The Deeply Chill Expats Living the Perfectly Boring Dream Life on TikTok
It's basically slow travel ASMR.
Elizabeth Minchilli is not like other travel influencers. She’s not crossing the country in an RV, sun-salutating in Bali, or trekking to Machu Picchu. Instead, she’s staying put in her adopted home country, Italy, getting her steps in with daily walks, picking wild asparagus from her vegetable garden, and enjoying martinis and chips for dinner. And according to her 270K followers, it’s a delightful display of what slow travel really looks like.
“Whether I’m setting a table with Italian ceramics, visiting a farm to buy cheese, or just taking a walk through the countryside or Rome, this is life as I live it,” Minchilli told us in a recent interview. “If you come to Italy, you can do some of these things, too. It’s the small day-to-day things that most people find fascinating.”
Minchilli first moved to Italy from the States after meeting her Italian-born husband, Domenico, and has been writing about her life there for 30 years now. She joins a TikTok community of older expats who are turning the trope of “travel influencer” on its head—that is, the image of a 20-something globetrotter checking off a bucket list in pristinely manicured style. Instead of showcasing sweeping views of Positano, for example, Minchilli might be more inclined to show us how she makes an afternoon espresso in her tiny Moka pot.
Through her platform, the charming expat prefers to inspire travelers to seek out smaller towns and become acquainted with their neighborhoods. “It’s tempting, I know, to pack in Florence, Venice, and Rome on your one-week trip to Italy,” she says. But while those heavy-hitters suffer from too much foot traffic, less-traveled regions like Sicily and Puglia can actually benefit from your tourist dollars. “And in exchange, you often [are] the only foreigner in the place,” adds Minchilli.
Immersing yourself in another culture completely without a crush of fellow tourists surrounding you is, to put it plainly, travel goals, and Minchilli embodies that approach every day. Except, of course, just last week when she ran into another American couple wandering around a small town in Umbria. Surprised to see her, they shared that they planned their visit after watching her videos.
Craving some calmly aspirational lifestyle content? We’ve rounded up a few other deeply engaging slow travel TikTok expats you need to follow.
User @vagabondartist left the US—or as he likes to say, “dropped out of the American rat race”—to move to a tiny Caribbean island called Utila, located off the coast of Honduras. These days, he spends his time regrowing coral reefs, transporting medical supplies from the mainland, and sketching portraits of strangers. Followers have lovingly nicknamed him “Hawaiian Santa,” and the “Hemingway of TikTok,” as he shares captivating musings about what it means to live a life that’s motivated by fulfillment, rather than financial return. It’s also worth noting that his videos are often a few minutes long—a far cry from your average six-second catchy tune—and his 470K followers are definitely here for it.

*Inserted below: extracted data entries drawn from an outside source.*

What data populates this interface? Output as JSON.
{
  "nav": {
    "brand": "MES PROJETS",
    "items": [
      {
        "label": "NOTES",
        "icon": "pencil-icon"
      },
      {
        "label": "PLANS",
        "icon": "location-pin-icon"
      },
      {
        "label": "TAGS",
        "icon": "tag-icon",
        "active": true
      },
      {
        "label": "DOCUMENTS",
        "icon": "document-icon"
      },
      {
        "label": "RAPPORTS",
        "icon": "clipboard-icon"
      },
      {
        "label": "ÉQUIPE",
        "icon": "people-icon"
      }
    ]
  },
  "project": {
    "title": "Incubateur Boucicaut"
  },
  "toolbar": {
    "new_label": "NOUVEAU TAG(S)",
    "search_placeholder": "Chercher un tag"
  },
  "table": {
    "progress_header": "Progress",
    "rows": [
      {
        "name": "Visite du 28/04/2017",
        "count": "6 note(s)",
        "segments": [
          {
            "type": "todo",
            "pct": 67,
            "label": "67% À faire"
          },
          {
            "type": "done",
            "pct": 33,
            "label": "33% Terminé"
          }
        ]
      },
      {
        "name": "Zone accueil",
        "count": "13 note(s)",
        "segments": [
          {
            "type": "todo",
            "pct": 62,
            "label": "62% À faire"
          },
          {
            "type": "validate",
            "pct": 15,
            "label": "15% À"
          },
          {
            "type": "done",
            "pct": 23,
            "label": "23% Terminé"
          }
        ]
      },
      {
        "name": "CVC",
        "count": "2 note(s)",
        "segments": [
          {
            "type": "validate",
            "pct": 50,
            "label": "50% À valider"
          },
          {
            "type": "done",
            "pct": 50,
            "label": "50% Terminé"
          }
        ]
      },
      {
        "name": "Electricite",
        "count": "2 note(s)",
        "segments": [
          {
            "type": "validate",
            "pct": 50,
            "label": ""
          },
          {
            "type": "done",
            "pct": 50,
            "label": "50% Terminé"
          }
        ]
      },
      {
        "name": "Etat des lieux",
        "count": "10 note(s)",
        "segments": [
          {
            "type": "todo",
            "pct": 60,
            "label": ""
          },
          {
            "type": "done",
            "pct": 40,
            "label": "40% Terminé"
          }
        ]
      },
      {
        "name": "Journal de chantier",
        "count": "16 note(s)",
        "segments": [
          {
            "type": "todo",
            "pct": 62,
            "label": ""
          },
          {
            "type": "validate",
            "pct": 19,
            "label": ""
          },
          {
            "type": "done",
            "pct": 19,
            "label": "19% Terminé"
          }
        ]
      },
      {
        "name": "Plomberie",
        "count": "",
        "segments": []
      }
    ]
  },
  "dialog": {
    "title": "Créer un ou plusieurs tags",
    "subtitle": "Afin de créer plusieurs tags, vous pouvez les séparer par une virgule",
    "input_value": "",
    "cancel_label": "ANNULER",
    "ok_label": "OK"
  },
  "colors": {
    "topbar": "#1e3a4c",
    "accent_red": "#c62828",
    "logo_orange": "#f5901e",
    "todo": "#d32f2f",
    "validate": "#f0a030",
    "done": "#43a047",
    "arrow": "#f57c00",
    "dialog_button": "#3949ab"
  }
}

Janne Aunan offers up a perfect combo of French-meets-Scandi style inspo. Born in Norway and currently living in Marseille, Aunan is a content creator, still-life stylist, and visual merchandiser. She post things like what she wears while performing seemingly mundane activities, like picking up her kid from school or shopping for cheese at the market, in addition to ‘90s-inspired mood boards and the perfectly imperfect scenery she encounters while exploring the south of France. Follow her to learn about the best thrift store in Marseille, among other everyday tips.
Annie Samples is a Texas-born mom of four living in Denmark. After her husband accepted a position in Copenhagen, the clan moved right before the pandemic, and Samples started posting videos online to give her family and friends a peek into their daily lives. Whether or not you’re interested in parenthood, you’ll be fascinated by the nuggets of info Samples has to share about raising children in Denmark, like why it’s common to leave your baby napping outside a store while you go shopping, how pediatric dentists make house-calls to elementary schools, or what a typical Danish kid’s breakfast looks like. The account reflects upon the differences between the education and public health systems in the US and Denmark, and it might leave you wanting to pack your bags and follow in Samples’ footsteps.